Sister Michel Rodgers, OP, a member of the Caldwell Dominicans for 70 years, was a proud Irish woman with a wry sense of humor and the gift of storytelling. She was faithful and present to family and friends, especially during their times of need, and her gentle heart will be her lasting gift.

Sister Michel had a long, successful ministry in education as an engaging teacher and exceptional administrator, working with students from first grade through college. Initially coming to Caldwell College (now University) as an instructor in sociology, she ministered over the years as director of academic advisement, assistant dean of academic affairs, director of residents in Mother Joseph Residence Hall, and vice president and dean of student life. After retiring from the latter position, she volunteered as a tutor in the Academic Support Center. Sister enjoyed assisting students with their research and writing and then celebrating their successes. In 1992, she received the Outstanding Program Award from the ACT/NACADA Program for Academic Advising and, in 1995, she was awarded the Caldwell Cup by the university in recognition of her unique contribution to the campus. Sister’s years at the university were sandwiched around a ministry as teacher and principal at Saint Francis de Sales School in Marsh Harbour, Abaco, Bahamas, and she had many fond memories of those years. Prior to these ministries, Sister Michel served as teacher and basketball coach at Saint Mary High School, Rutherford, and also taught at Saint Cassian School, Upper Montclair; Mount Saint Dominic Academy, Caldwell; and Saint Aloysius School, Caldwell. Following her retirement from the university, Sister served as assistant resident manager at Marian Manor.

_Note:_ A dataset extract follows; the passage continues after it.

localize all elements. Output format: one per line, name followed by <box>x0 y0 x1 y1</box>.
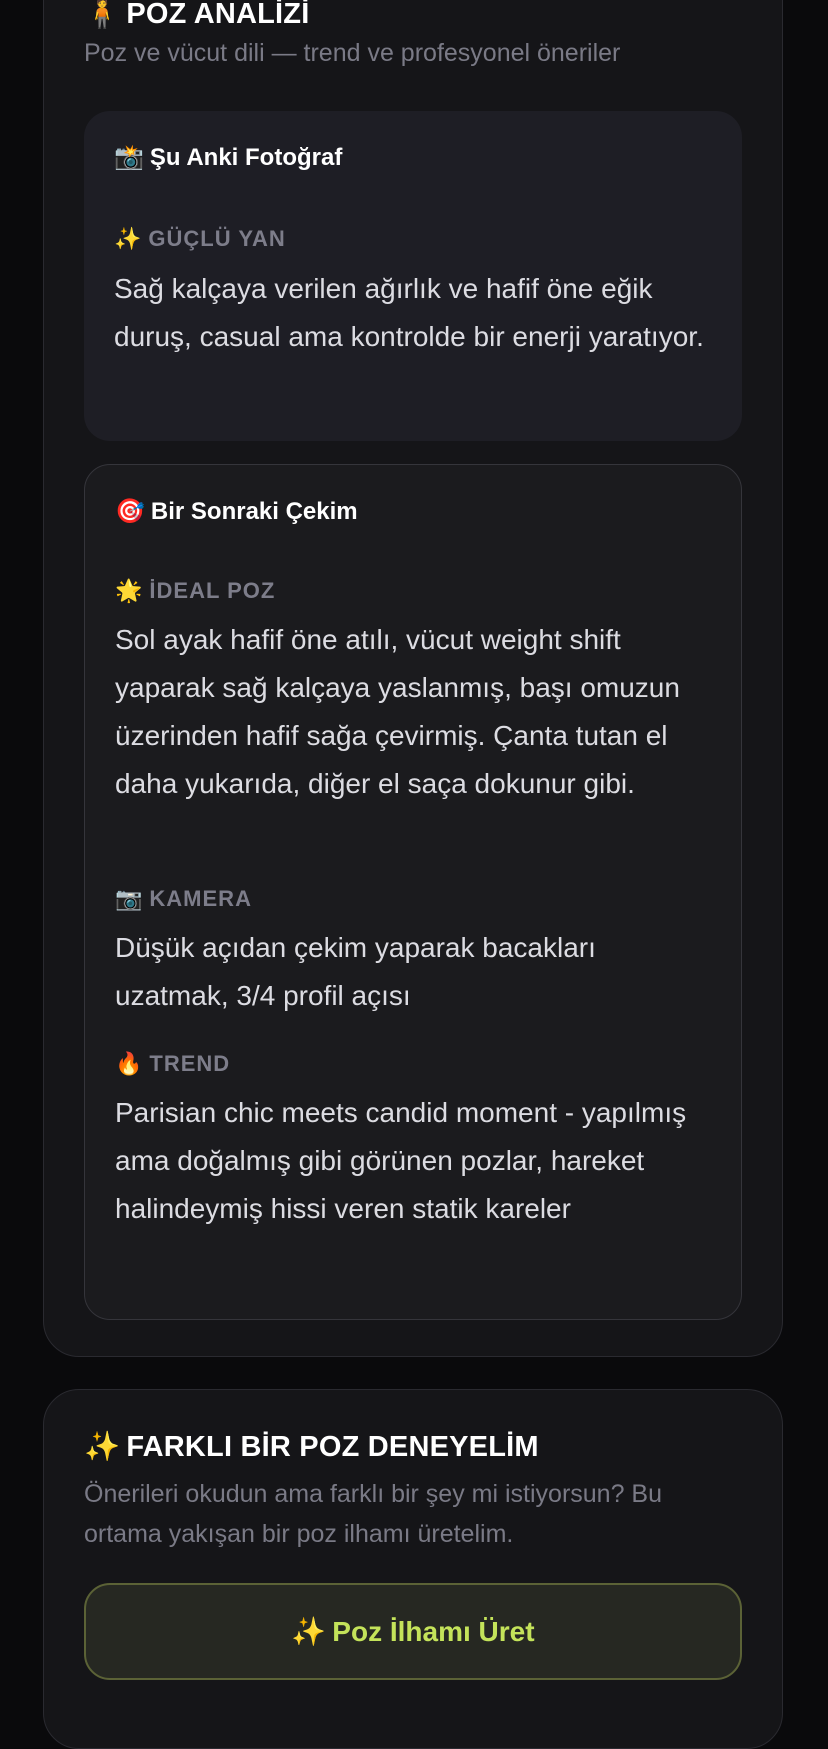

Sister Michel was an avid supporter of Caldwell University’s intercollegiate athletic programs and one of Caldwell’s most vocal cheerleaders, seldom missing a basketball, softball, soccer, volleyball, or sprint football game. In 2010, Sister Michel was selected as a member of the inaugural class of the Caldwell University Athletics Hall of Fame for her significant role in supporting these programs. She often had critiques for the coaches, letting them know who should get more or less playing time and what coaching moves they should make. And she had her spiritual journal—her basketball scorebook—to prove she was right. Yet that tough, no-nonsense mind was accompanied by a soft, generous heart and a marvelous sense of humor, which she often used at her own expense. She had a great interest in politics and was an avid newspaper reader, absolutely devouring the daily sports section and obituaries.

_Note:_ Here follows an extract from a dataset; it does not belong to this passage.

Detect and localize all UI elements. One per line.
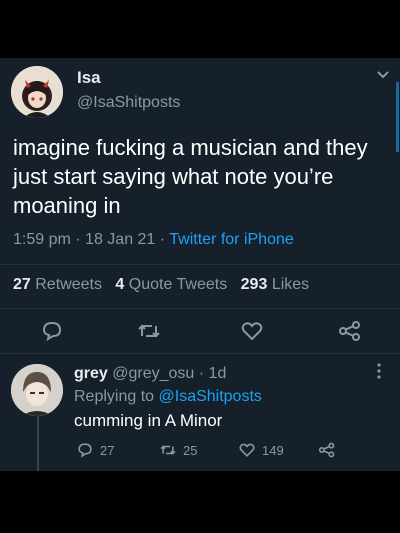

A true woman of the gospel, Sister Michel preached the love of God and neighbor in both word and action. She is now united with her God and with her mother, Grace, her father, William, and her sisters, Ruth and Rita. Anyone who knew her can close their eyes and see her in her red jacket, a glass of bubbly in hand, itching to get out on the dance floor for the Electric Slide or sit in the bleachers to cheer on the athletes. We raise our own glasses in a toast to a life well lived, and we pray: “May God hold you, Michel, in the palm of His hand.”